Our entire selection is carefully curated. We break it down into categories such as Funny Ha Ha, Life on Planet Earth, Early Readers, Superheroes, True Stories, Adventure & Mystery, Fantasy and Gamer Comics. To serve customers beyond New York, we have a virtual version on Bookshop.org, an alternative to Amazon that supports independent bookstores across the country. 

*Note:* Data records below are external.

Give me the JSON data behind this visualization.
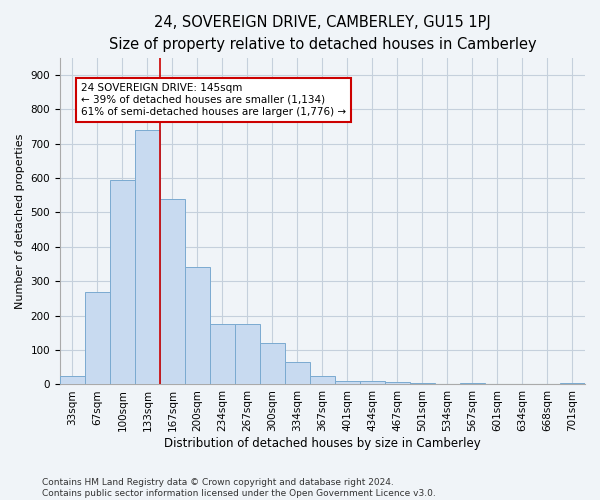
{
  "title": "24, SOVEREIGN DRIVE, CAMBERLEY, GU15 1PJ",
  "subtitle": "Size of property relative to detached houses in Camberley",
  "xlabel": "Distribution of detached houses by size in Camberley",
  "ylabel": "Number of detached properties",
  "categories": [
    "33sqm",
    "67sqm",
    "100sqm",
    "133sqm",
    "167sqm",
    "200sqm",
    "234sqm",
    "267sqm",
    "300sqm",
    "334sqm",
    "367sqm",
    "401sqm",
    "434sqm",
    "467sqm",
    "501sqm",
    "534sqm",
    "567sqm",
    "601sqm",
    "634sqm",
    "668sqm",
    "701sqm"
  ],
  "values": [
    25,
    270,
    595,
    740,
    540,
    340,
    175,
    175,
    120,
    65,
    25,
    10,
    10,
    8,
    5,
    0,
    5,
    0,
    0,
    0,
    5
  ],
  "bar_color": "#c8daf0",
  "bar_edgecolor": "#7aaad0",
  "grid_color": "#c5d0dc",
  "background_color": "#f0f4f8",
  "vline_color": "#cc0000",
  "annotation_text": "24 SOVEREIGN DRIVE: 145sqm\n← 39% of detached houses are smaller (1,134)\n61% of semi-detached houses are larger (1,776) →",
  "annotation_box_facecolor": "white",
  "annotation_box_edgecolor": "#cc0000",
  "ylim": [
    0,
    950
  ],
  "yticks": [
    0,
    100,
    200,
    300,
    400,
    500,
    600,
    700,
    800,
    900
  ],
  "footer": "Contains HM Land Registry data © Crown copyright and database right 2024.\nContains public sector information licensed under the Open Government Licence v3.0.",
  "title_fontsize": 10.5,
  "subtitle_fontsize": 9,
  "xlabel_fontsize": 8.5,
  "ylabel_fontsize": 8,
  "tick_fontsize": 7.5,
  "annot_fontsize": 7.5,
  "footer_fontsize": 6.5
}
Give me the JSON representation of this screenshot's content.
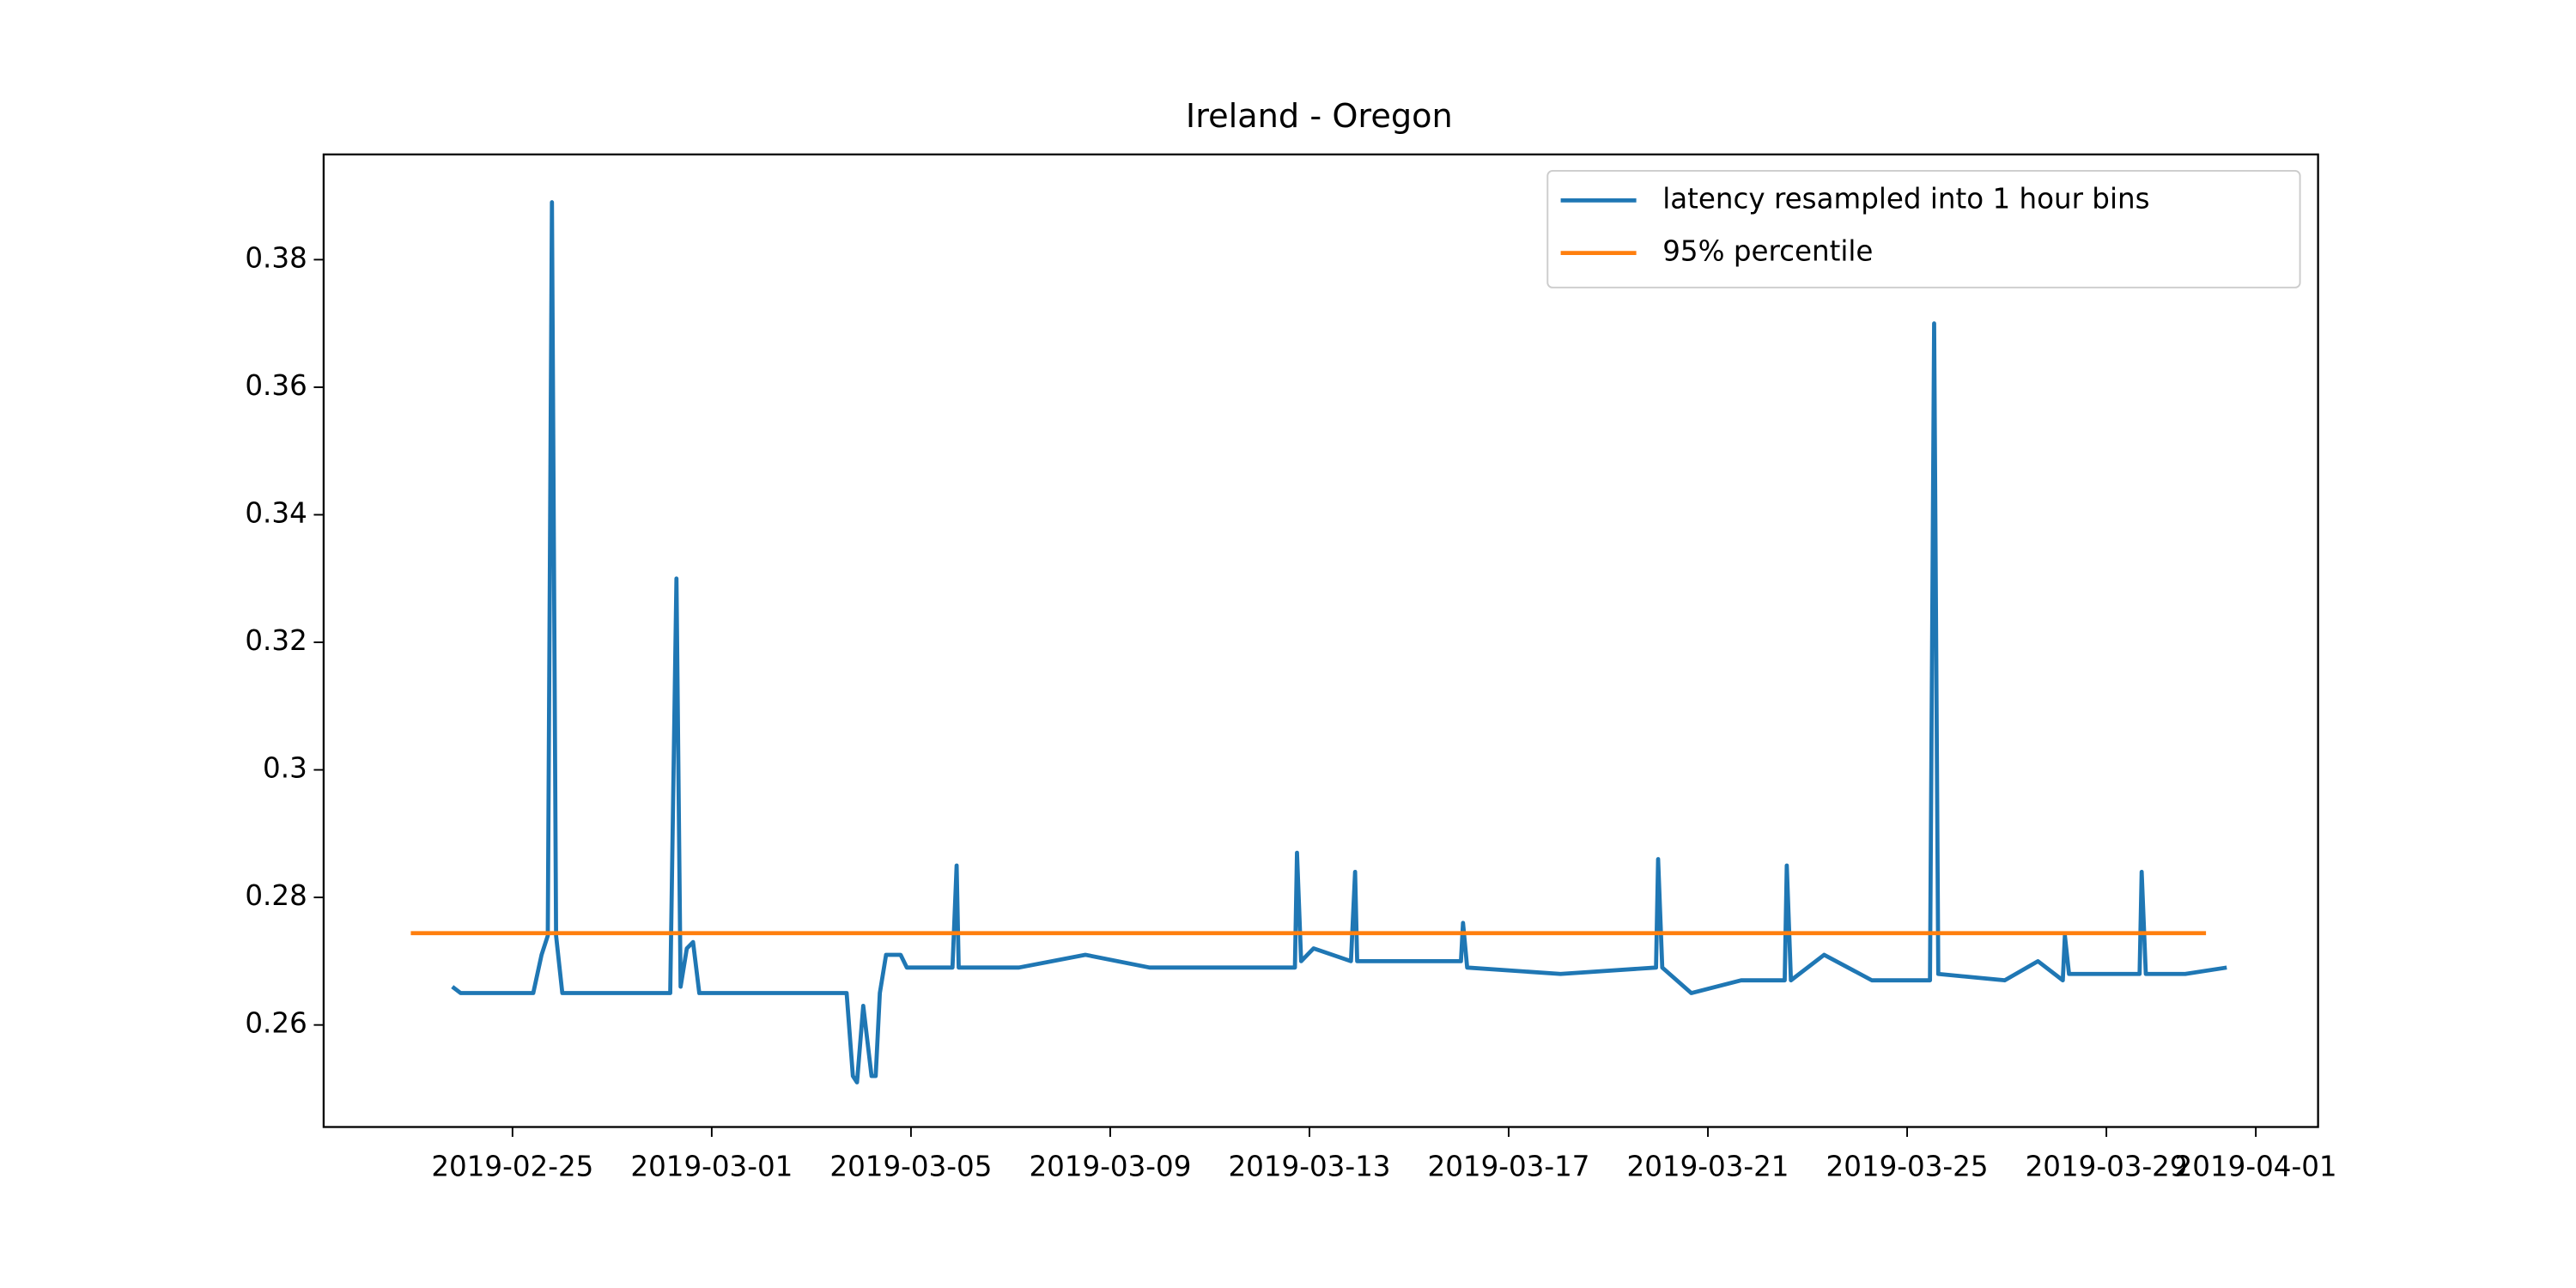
{
  "chart_data": {
    "type": "line",
    "title": "Ireland - Oregon",
    "xlim": [
      "2019-02-21 05:00",
      "2019-04-02 06:00"
    ],
    "xticks": [
      "2019-02-25",
      "2019-03-01",
      "2019-03-05",
      "2019-03-09",
      "2019-03-13",
      "2019-03-17",
      "2019-03-21",
      "2019-03-25",
      "2019-03-29",
      "2019-04-01"
    ],
    "ylim": [
      0.244,
      0.3965
    ],
    "yticks": [
      0.26,
      0.28,
      0.3,
      0.32,
      0.34,
      0.36,
      0.38
    ],
    "legend": "upper right",
    "series": [
      {
        "name": "latency resampled into 1 hour bins",
        "color": "#1f77b4",
        "x": [
          "2019-02-23 19:00",
          "2019-02-23 23:00",
          "2019-02-24 14:00",
          "2019-02-25 10:00",
          "2019-02-25 14:00",
          "2019-02-25 17:00",
          "2019-02-25 19:00",
          "2019-02-25 21:00",
          "2019-02-26 00:00",
          "2019-02-26 14:00",
          "2019-02-27 06:00",
          "2019-02-28 04:00",
          "2019-02-28 07:00",
          "2019-02-28 09:00",
          "2019-02-28 12:00",
          "2019-02-28 15:00",
          "2019-02-28 18:00",
          "2019-03-01 13:00",
          "2019-03-02 13:00",
          "2019-03-03 17:00",
          "2019-03-03 20:00",
          "2019-03-03 22:00",
          "2019-03-04 01:00",
          "2019-03-04 05:00",
          "2019-03-04 07:00",
          "2019-03-04 09:00",
          "2019-03-04 12:00",
          "2019-03-04 19:00",
          "2019-03-04 22:00",
          "2019-03-05 20:00",
          "2019-03-05 22:00",
          "2019-03-05 23:00",
          "2019-03-07 04:00",
          "2019-03-08 12:00",
          "2019-03-09 19:00",
          "2019-03-11 11:00",
          "2019-03-12 17:00",
          "2019-03-12 18:00",
          "2019-03-12 20:00",
          "2019-03-13 02:00",
          "2019-03-13 20:00",
          "2019-03-13 22:00",
          "2019-03-13 23:00",
          "2019-03-15 02:00",
          "2019-03-16 01:00",
          "2019-03-16 02:00",
          "2019-03-16 04:00",
          "2019-03-18 01:00",
          "2019-03-19 23:00",
          "2019-03-20 00:00",
          "2019-03-20 02:00",
          "2019-03-20 16:00",
          "2019-03-21 16:00",
          "2019-03-22 13:00",
          "2019-03-22 14:00",
          "2019-03-22 16:00",
          "2019-03-23 08:00",
          "2019-03-24 07:00",
          "2019-03-25 11:00",
          "2019-03-25 13:00",
          "2019-03-25 15:00",
          "2019-03-26 23:00",
          "2019-03-27 15:00",
          "2019-03-28 03:00",
          "2019-03-28 04:00",
          "2019-03-28 06:00",
          "2019-03-29 16:00",
          "2019-03-29 17:00",
          "2019-03-29 19:00",
          "2019-03-30 14:00",
          "2019-03-31 10:00"
        ],
        "values": [
          0.266,
          0.265,
          0.265,
          0.265,
          0.271,
          0.274,
          0.389,
          0.274,
          0.265,
          0.265,
          0.265,
          0.265,
          0.33,
          0.266,
          0.272,
          0.273,
          0.265,
          0.265,
          0.265,
          0.265,
          0.252,
          0.251,
          0.263,
          0.252,
          0.252,
          0.265,
          0.271,
          0.271,
          0.269,
          0.269,
          0.285,
          0.269,
          0.269,
          0.271,
          0.269,
          0.269,
          0.269,
          0.287,
          0.27,
          0.272,
          0.27,
          0.284,
          0.27,
          0.27,
          0.27,
          0.276,
          0.269,
          0.268,
          0.269,
          0.286,
          0.269,
          0.265,
          0.267,
          0.267,
          0.285,
          0.267,
          0.271,
          0.267,
          0.267,
          0.37,
          0.268,
          0.267,
          0.27,
          0.267,
          0.274,
          0.268,
          0.268,
          0.284,
          0.268,
          0.268,
          0.269
        ]
      },
      {
        "name": "95% percentile",
        "color": "#ff7f0e",
        "x": [
          "2019-02-22 23:00",
          "2019-03-31 00:00"
        ],
        "values": [
          0.2744,
          0.2744
        ]
      }
    ]
  }
}
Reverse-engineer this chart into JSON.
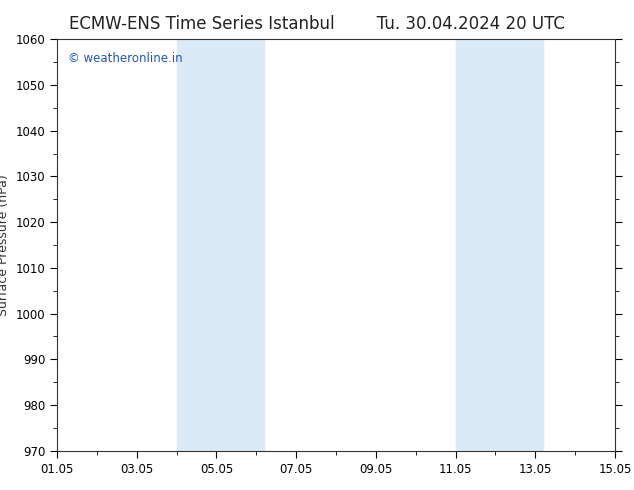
{
  "title": "ECMW-ENS Time Series Istanbul",
  "title2": "Tu. 30.04.2024 20 UTC",
  "ylabel": "Surface Pressure (hPa)",
  "ylim": [
    970,
    1060
  ],
  "yticks": [
    970,
    980,
    990,
    1000,
    1010,
    1020,
    1030,
    1040,
    1050,
    1060
  ],
  "xlim": [
    1,
    15
  ],
  "xtick_labels": [
    "01.05",
    "03.05",
    "05.05",
    "07.05",
    "09.05",
    "11.05",
    "13.05",
    "15.05"
  ],
  "xtick_positions": [
    1,
    3,
    5,
    7,
    9,
    11,
    13,
    15
  ],
  "shaded_regions": [
    {
      "xmin": 4.0,
      "xmax": 5.1,
      "color": "#dbeaf7"
    },
    {
      "xmin": 5.1,
      "xmax": 6.2,
      "color": "#dbeaf7"
    },
    {
      "xmin": 11.0,
      "xmax": 12.1,
      "color": "#dbeaf7"
    },
    {
      "xmin": 12.1,
      "xmax": 13.2,
      "color": "#dbeaf7"
    }
  ],
  "watermark_text": "© weatheronline.in",
  "watermark_color": "#2255bb",
  "watermark_fontsize": 8.5,
  "background_color": "#ffffff",
  "title_fontsize": 12,
  "title_color": "#222222",
  "axis_label_fontsize": 9,
  "tick_fontsize": 8.5,
  "minor_xtick_positions": [
    2,
    4,
    6,
    8,
    10,
    12,
    14
  ],
  "minor_ytick_positions": [
    975,
    985,
    995,
    1005,
    1015,
    1025,
    1035,
    1045,
    1055
  ]
}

Since we love making both lists and recommendations, we’ve put together some picks for your favorite young readers in grades K through 5:

Kindergarten

Pizza My Heart
By Mika Song

The newest book in Mika Song’s Norma and Belly series is a total delight. Virtually every panel of her playful watercolor and ink drawings will bring a smile to your face, and the writing is perfect for early readers.

First

Barb the Last Berzerker
By Dan & Jason

A spirited and comedic sword-and-sandal adventure featuring a precocious girl named Barb and a yeti named porkchop. Like action? Like fantasy? Like laughing? You’ll love Barb. Created by the fertile minds of Dan & Jason (Blue, Barry and Pancakes).

Second

Frankie’s World
By Aoife Dooley

This kinda-sorta-but-not-really autobio comic by Irish comedian Aoife Dooley, who has autism, is wildly entertaining and incredibly illuminating about what it’s like to be a kid who doesn’t know they’re on the spectrum. It’s a fresh and welcome take on the “graphic novel about a kid who doesn’t fit in” genre, that is both sincere and funny as all get-out.

Third

Red Scare
By Liam Walsh

If we told you this is an incredible sci-fi adventure set against the backdrop of 1950s America and the polio epidemic, you might think that sounds a bit too … heady. So instead, we’ll describe it as Tintin meets The Iron Giant. New Yorker cartoonist Liam Walsh brings his A game to this book, using lively visual storytelling to breathe life into a compelling cast of characters. 

Fourth

Stig & Tilde: Vanishers Island
By Max De Radegues

The first graphic novel for young readers from Belgian cartoonist Max De Radegués is a perilous adventure full of mystery and youthful derring-do. Twin siblings Stig & Tilde are set to participate in a local tradition whereby 14-year-olds have to survive on an island together for a full year — but an accident leaves them stranded on the wrong island. A page-turning survival story ensues. 

Fifth

Battling Boy
By Paul Pope

Perhaps one of the best graphic novels ever made for young readers is this 2013 hidden gem by acclaimed artist Paul Pope. If you like a good boy-versus-monsters tale and are ready to have your eyeballs explode, try this.